The soldiers were pinned down, taking
heavy fire and casualties from what they determined was a lone gunner behind a
protective wall. Finally, one soldier broke from the group, made his way to the
wall and in a fervent burst of gunfire took the sniper out — it was an
11-year-old boy.
Later, that scene in the soldier’s head
kept him from sleeping, played on his spiritual beliefs and made him question
his moral compass. He felt unworthy of his religion, unworthy of his family. He
knew he needed to talk to someone. He went to see a chaplain.
“Chaplains are often the first line of
defense for service members wrestling with issues of moral and spiritual
concerns,” said chaplain and Navy Cmdr. Raymond Houk, who related the sniper
story. Houk is assigned to Pastoral Care at Walter Reed National Military
Medical Center and works at the National Intrepid Center of Excellence.
“The unique relationship between
chaplain and service member creates a pocket of trust wherein we can help with
issues like forgiveness, grief, survivor’s grief and inner moral conflicts —
issues that stay with people after experiencing difficult situations and making
life and death decisions. Often what’s needed is for them to accept that they
made the best decision under the circumstances,” said Houk. “In those cases, we
offer support and compassion to help them forgive themselves.”
Chaplains can be in the unique
circumstance of having to counsel a service member on both spiritual and
psychological loss — and be able to distinguish differences.
In many parts of the world where
deployed units are on smaller ships or isolated outposts, behavioral or
psychological health care providers are not commonly attached to the units, but
most often chaplains are.

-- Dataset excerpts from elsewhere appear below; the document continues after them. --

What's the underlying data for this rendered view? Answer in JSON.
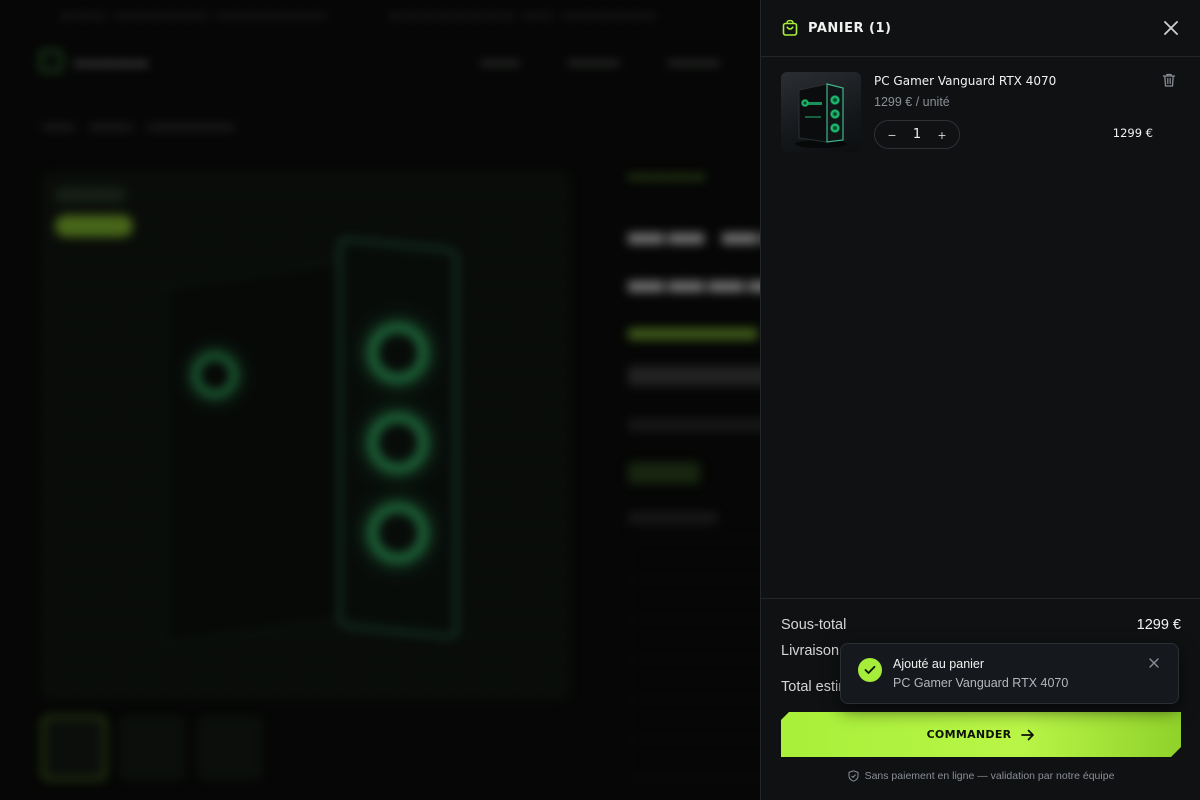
{
  "colors": {
    "accent": "#a8f03a",
    "drawer_bg": "#0f1113",
    "toast_bg": "#15181c"
  },
  "cart": {
    "title": "PANIER (1)",
    "items": [
      {
        "name": "PC Gamer Vanguard RTX 4070",
        "unit_price": "1299 € / unité",
        "quantity": "1",
        "decrement": "−",
        "increment": "+",
        "line_total": "1299 €",
        "icon_remove": "trash-icon"
      }
    ],
    "summary": {
      "subtotal_label": "Sous-total",
      "subtotal_value": "1299 €",
      "shipping_label": "Livraison",
      "total_label": "Total estimé"
    },
    "checkout_label": "COMMANDER",
    "note": "Sans paiement en ligne — validation par notre équipe"
  },
  "toast": {
    "title": "Ajouté au panier",
    "message": "PC Gamer Vanguard RTX 4070"
  }
}
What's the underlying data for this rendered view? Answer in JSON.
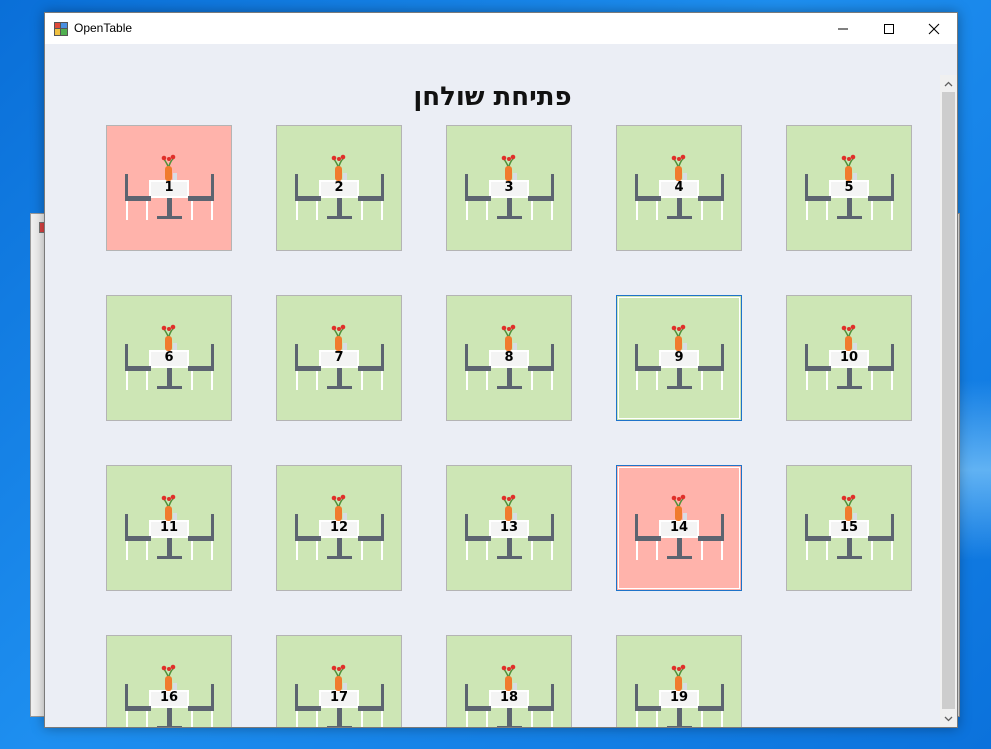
{
  "window": {
    "title": "OpenTable",
    "controls": {
      "minimize": "—",
      "maximize": "☐",
      "close": "✕"
    }
  },
  "heading": "פתיחת שולחן",
  "colors": {
    "free": "#cde6b5",
    "occupied": "#ffb3ab",
    "focus_border": "#1e73c9"
  },
  "tables": [
    {
      "number": "1",
      "status": "occupied"
    },
    {
      "number": "2",
      "status": "free"
    },
    {
      "number": "3",
      "status": "free"
    },
    {
      "number": "4",
      "status": "free"
    },
    {
      "number": "5",
      "status": "free"
    },
    {
      "number": "6",
      "status": "free"
    },
    {
      "number": "7",
      "status": "free"
    },
    {
      "number": "8",
      "status": "free"
    },
    {
      "number": "9",
      "status": "free",
      "focused": true
    },
    {
      "number": "10",
      "status": "free"
    },
    {
      "number": "11",
      "status": "free"
    },
    {
      "number": "12",
      "status": "free"
    },
    {
      "number": "13",
      "status": "free"
    },
    {
      "number": "14",
      "status": "occupied",
      "focused": true
    },
    {
      "number": "15",
      "status": "free"
    },
    {
      "number": "16",
      "status": "free"
    },
    {
      "number": "17",
      "status": "free"
    },
    {
      "number": "18",
      "status": "free"
    },
    {
      "number": "19",
      "status": "free"
    }
  ],
  "icons": {
    "table_icon": "dining-table-icon",
    "app_icon": "windows-form-icon"
  }
}
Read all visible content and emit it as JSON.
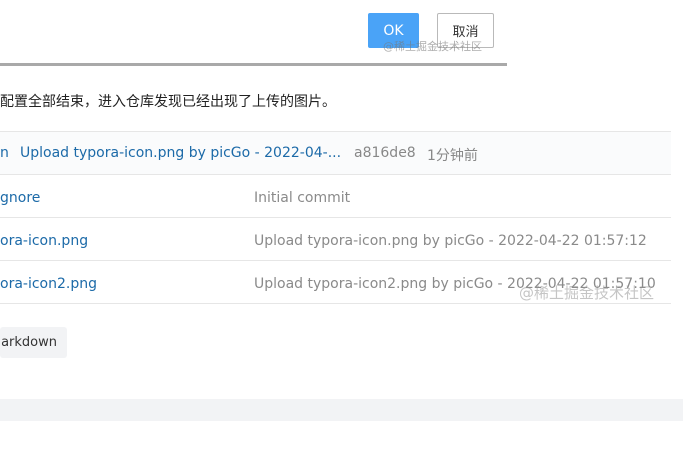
{
  "dialog": {
    "ok_label": "OK",
    "cancel_label": "取消",
    "watermark": "@稀土掘金技术社区"
  },
  "note": "配置全部结束，进入仓库发现已经出现了上传的图片。",
  "latest_commit": {
    "left_fragment": "n",
    "message": "Upload typora-icon.png by picGo - 2022-04-...",
    "hash": "a816de8",
    "time": "1分钟前"
  },
  "files": [
    {
      "name": "gnore",
      "message": "Initial commit"
    },
    {
      "name": "ora-icon.png",
      "message": "Upload typora-icon.png by picGo - 2022-04-22 01:57:12"
    },
    {
      "name": "ora-icon2.png",
      "message": "Upload typora-icon2.png by picGo - 2022-04-22 01:57:10"
    }
  ],
  "tag_label": "arkdown",
  "watermark": "@稀土掘金技术社区"
}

That puts them in the position of also being the
first line of defense for service members having psychological concerns, such
as posttraumatic stress. Although some behaviors are common to both spiritual
and psychological concerns, chaplains are trained to identify symptoms of
posttraumatic stress disorder (PTSD). “We’re trained to know when the service
member needs to seek behavioral health care so we’re very familiar with
sleeplessness, intrusive thoughts, nervousness and anger issues,” said Houk.

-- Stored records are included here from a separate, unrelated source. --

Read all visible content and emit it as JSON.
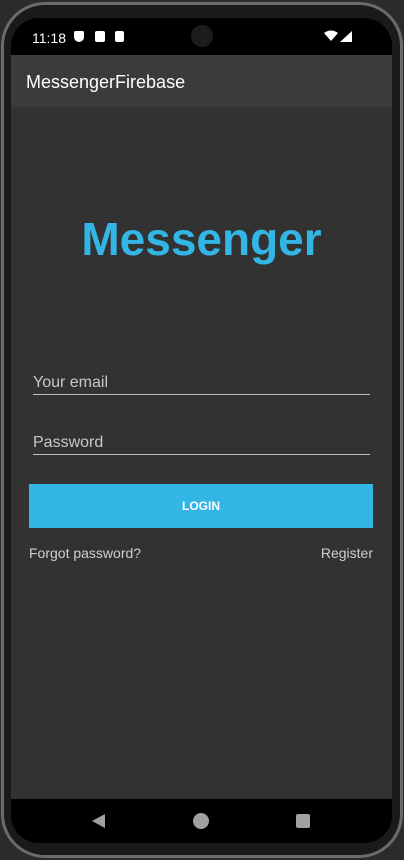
{
  "status_bar": {
    "time": "11:18"
  },
  "app_bar": {
    "title": "MessengerFirebase"
  },
  "main": {
    "logo": "Messenger",
    "email_placeholder": "Your email",
    "password_placeholder": "Password",
    "login_label": "LOGIN",
    "forgot_label": "Forgot password?",
    "register_label": "Register"
  },
  "colors": {
    "accent": "#33b5e5",
    "background": "#323232",
    "app_bar": "#3c3b3c"
  }
}
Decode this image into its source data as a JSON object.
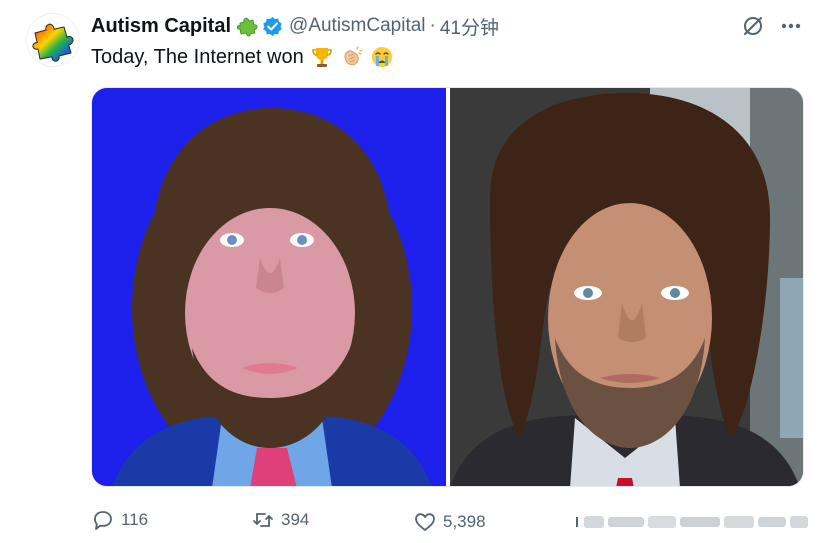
{
  "post": {
    "author": {
      "display_name": "Autism Capital",
      "handle": "@AutismCapital",
      "verified": true,
      "avatar_icon": "rainbow-puzzle-piece-icon",
      "name_badge_icon": "puzzle-piece-green-icon"
    },
    "separator": "·",
    "timestamp": "41分钟",
    "text": "Today, The Internet won",
    "emojis": [
      "trophy-icon",
      "clapping-hands-icon",
      "crying-face-icon"
    ],
    "header_actions": [
      "grok-icon",
      "more-icon"
    ],
    "media": [
      {
        "icon": "photo-blue-background-man"
      },
      {
        "icon": "photo-selfie-man-wig"
      }
    ]
  },
  "actions": {
    "reply_count": "116",
    "repost_count": "394",
    "like_count": "5,398"
  },
  "colors": {
    "text_primary": "#0f1419",
    "text_secondary": "#536471",
    "verified_blue": "#1d9bf0",
    "left_photo_bg": "#1c1ee6"
  }
}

(Read this post about one chaplain’s personal experience with PTSD.)
A spiritual assessment is often the
first step for a chaplain faced with helping service members showing signs of
PTSD. An assessment helps identify spiritual needs important to their
psychological health care, said Houk. “It may include faith practices or
beliefs that give their life purpose, meaning, depth and value — beliefs that
can impact their behavioral health,” said Houk.
At military treatment facilities
chaplains can read, make notes to and include the spiritual assessment in
electronic records. “Knowing that a spiritual assessment is not separate from
treatment but an integral part of the healing plan encourages the patient to be
more forthcoming about their spiritual beliefs, and raises their awareness that
their beliefs can be a source of strength and healing during the recovery
process,” said Houk.
Houk pointed out that it’s critical for
the patient to understand that the chaplain is part of the medical team.

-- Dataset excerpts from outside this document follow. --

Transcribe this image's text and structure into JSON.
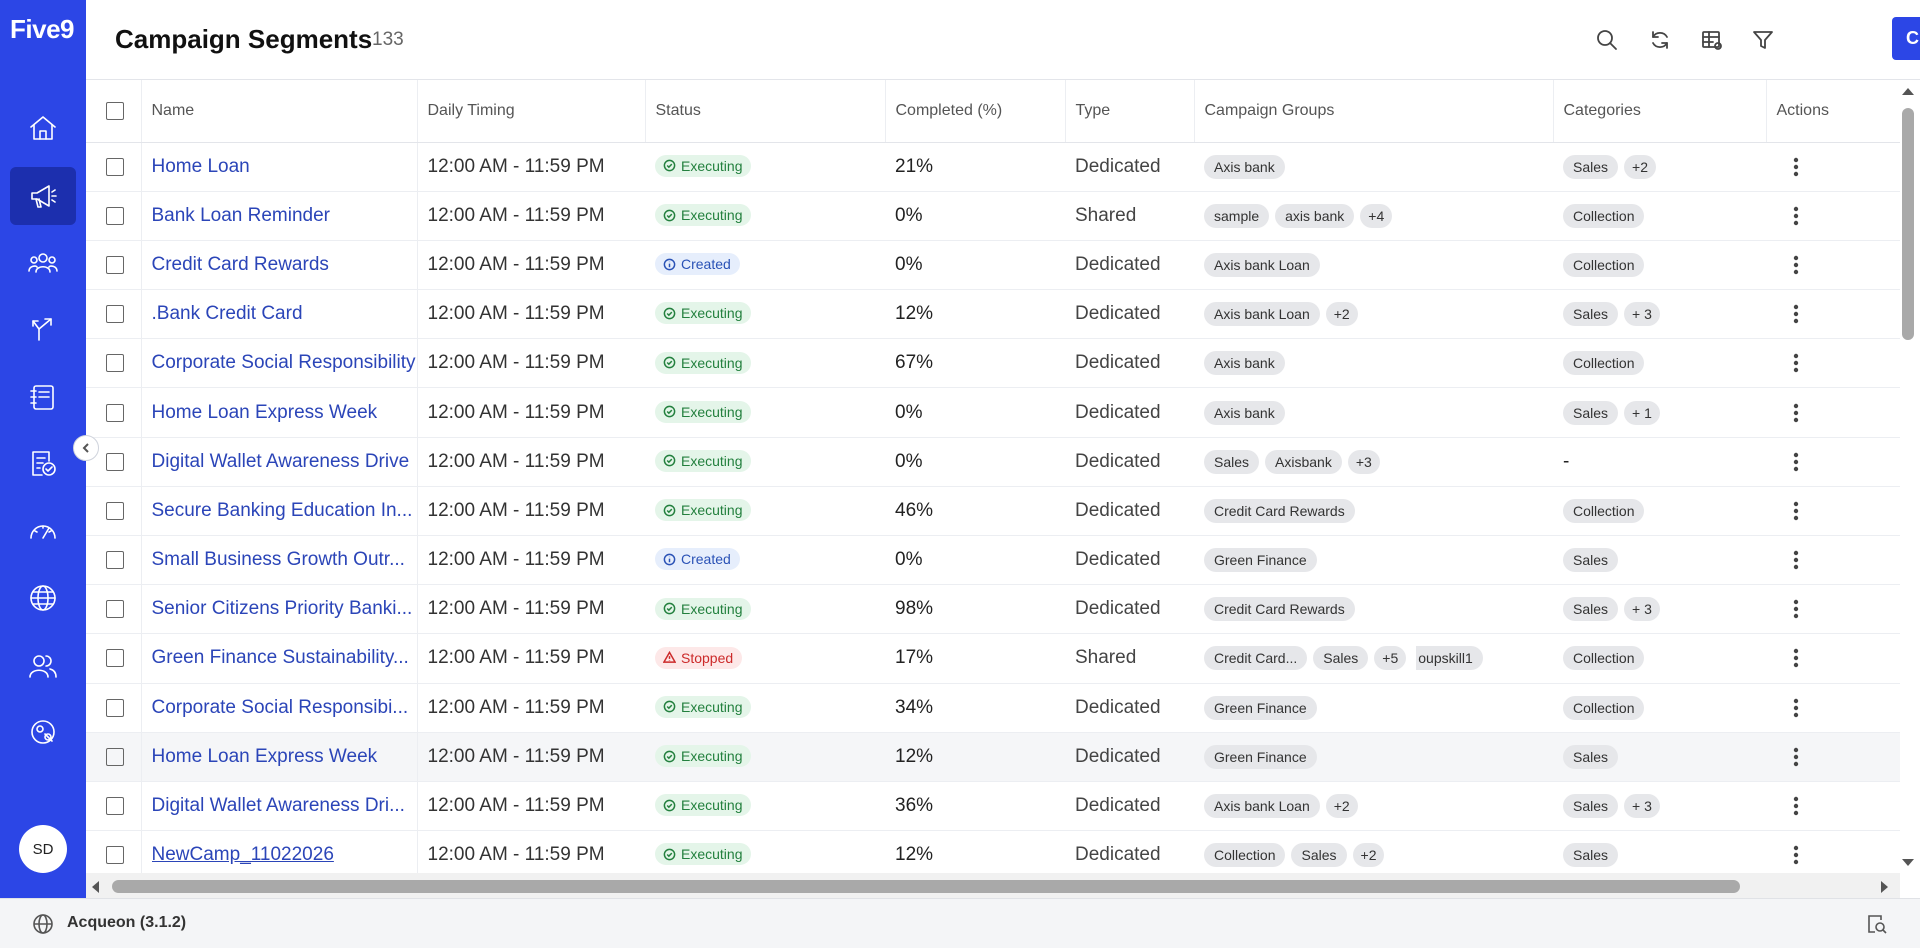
{
  "app": {
    "logo": "Five9",
    "user_initials": "SD",
    "version_label": "Acqueon (3.1.2)"
  },
  "header": {
    "title": "Campaign Segments",
    "count": "133",
    "create_label": "Create"
  },
  "columns": {
    "name": "Name",
    "daily_timing": "Daily Timing",
    "status": "Status",
    "completed": "Completed (%)",
    "type": "Type",
    "campaign_groups": "Campaign Groups",
    "categories": "Categories",
    "actions": "Actions"
  },
  "rows": [
    {
      "name": "Home Loan",
      "timing": "12:00 AM - 11:59 PM",
      "status": "Executing",
      "completed": "21%",
      "type": "Dedicated",
      "groups": [
        "Axis bank"
      ],
      "groups_more": "",
      "categories": [
        "Sales"
      ],
      "categories_more": "+2"
    },
    {
      "name": "Bank Loan Reminder",
      "timing": "12:00 AM - 11:59 PM",
      "status": "Executing",
      "completed": "0%",
      "type": "Shared",
      "groups": [
        "sample",
        "axis bank"
      ],
      "groups_more": "+4",
      "categories": [
        "Collection"
      ],
      "categories_more": ""
    },
    {
      "name": "Credit Card Rewards",
      "timing": "12:00 AM - 11:59 PM",
      "status": "Created",
      "completed": "0%",
      "type": "Dedicated",
      "groups": [
        "Axis bank Loan"
      ],
      "groups_more": "",
      "categories": [
        "Collection"
      ],
      "categories_more": ""
    },
    {
      "name": ".Bank Credit Card",
      "timing": "12:00 AM - 11:59 PM",
      "status": "Executing",
      "completed": "12%",
      "type": "Dedicated",
      "groups": [
        "Axis bank Loan"
      ],
      "groups_more": "+2",
      "categories": [
        "Sales"
      ],
      "categories_more": "+ 3"
    },
    {
      "name": "Corporate Social Responsibility",
      "timing": "12:00 AM - 11:59 PM",
      "status": "Executing",
      "completed": "67%",
      "type": "Dedicated",
      "groups": [
        "Axis bank"
      ],
      "groups_more": "",
      "categories": [
        "Collection"
      ],
      "categories_more": ""
    },
    {
      "name": "Home Loan Express Week",
      "timing": "12:00 AM - 11:59 PM",
      "status": "Executing",
      "completed": "0%",
      "type": "Dedicated",
      "groups": [
        "Axis bank"
      ],
      "groups_more": "",
      "categories": [
        "Sales"
      ],
      "categories_more": "+ 1"
    },
    {
      "name": "Digital Wallet Awareness Drive",
      "timing": "12:00 AM - 11:59 PM",
      "status": "Executing",
      "completed": "0%",
      "type": "Dedicated",
      "groups": [
        "Sales",
        "Axisbank"
      ],
      "groups_more": "+3",
      "categories": [],
      "categories_more": "",
      "categories_empty": "-"
    },
    {
      "name": "Secure Banking Education In...",
      "timing": "12:00 AM - 11:59 PM",
      "status": "Executing",
      "completed": "46%",
      "type": "Dedicated",
      "groups": [
        "Credit Card Rewards"
      ],
      "groups_more": "",
      "categories": [
        "Collection"
      ],
      "categories_more": ""
    },
    {
      "name": "Small Business Growth Outr...",
      "timing": "12:00 AM - 11:59 PM",
      "status": "Created",
      "completed": "0%",
      "type": "Dedicated",
      "groups": [
        "Green Finance"
      ],
      "groups_more": "",
      "categories": [
        "Sales"
      ],
      "categories_more": ""
    },
    {
      "name": "Senior Citizens Priority Banki...",
      "timing": "12:00 AM - 11:59 PM",
      "status": "Executing",
      "completed": "98%",
      "type": "Dedicated",
      "groups": [
        "Credit Card Rewards"
      ],
      "groups_more": "",
      "categories": [
        "Sales"
      ],
      "categories_more": "+ 3"
    },
    {
      "name": "Green Finance Sustainability...",
      "timing": "12:00 AM - 11:59 PM",
      "status": "Stopped",
      "completed": "17%",
      "type": "Shared",
      "groups": [
        "Credit Card...",
        "Sales"
      ],
      "groups_more": "+5",
      "groups_tail": "oupskill1",
      "categories": [
        "Collection"
      ],
      "categories_more": ""
    },
    {
      "name": "Corporate Social Responsibi...",
      "timing": "12:00 AM - 11:59 PM",
      "status": "Executing",
      "completed": "34%",
      "type": "Dedicated",
      "groups": [
        "Green Finance"
      ],
      "groups_more": "",
      "categories": [
        "Collection"
      ],
      "categories_more": ""
    },
    {
      "name": "Home Loan Express Week",
      "timing": "12:00 AM - 11:59 PM",
      "status": "Executing",
      "completed": "12%",
      "type": "Dedicated",
      "groups": [
        "Green Finance"
      ],
      "groups_more": "",
      "categories": [
        "Sales"
      ],
      "categories_more": ""
    },
    {
      "name": "Digital Wallet Awareness Dri...",
      "timing": "12:00 AM - 11:59 PM",
      "status": "Executing",
      "completed": "36%",
      "type": "Dedicated",
      "groups": [
        "Axis bank Loan"
      ],
      "groups_more": "+2",
      "categories": [
        "Sales"
      ],
      "categories_more": "+ 3"
    },
    {
      "name": "NewCamp_11022026",
      "timing": "12:00 AM - 11:59 PM",
      "status": "Executing",
      "completed": "12%",
      "type": "Dedicated",
      "groups": [
        "Collection",
        "Sales"
      ],
      "groups_more": "+2",
      "categories": [
        "Sales"
      ],
      "categories_more": ""
    }
  ],
  "colors": {
    "sidebar": "#2c46e6",
    "accent": "#2c46e6",
    "link": "#2b45b8",
    "executing": "#23803e",
    "created": "#2a52b6",
    "stopped": "#cc2a2a"
  },
  "sidebar_icons": [
    "home-icon",
    "megaphone-icon",
    "people-group-icon",
    "routing-icon",
    "notebook-icon",
    "report-check-icon",
    "dashboard-gauge-icon",
    "globe-icon",
    "users-icon",
    "settings-gear-icon"
  ]
}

Historically, chaplains have had close relationships with medical personnel.
“From my perspective, the process of moving service members from spiritual
counseling to provider care is handled well, but chaplains still need to be
intentional about keeping proactive relationships with health care providers,”
said Houk. “Providers need to be aware of chaplains’ capabilities and trust
them to make solid referrals.”
Chaplains can find support and resources
in this fact sheet and through the Chaplain Working Group hosted by Defense
Centers of Excellence for Psychological Health and Traumatic Brain Injury.
Contact the group for details.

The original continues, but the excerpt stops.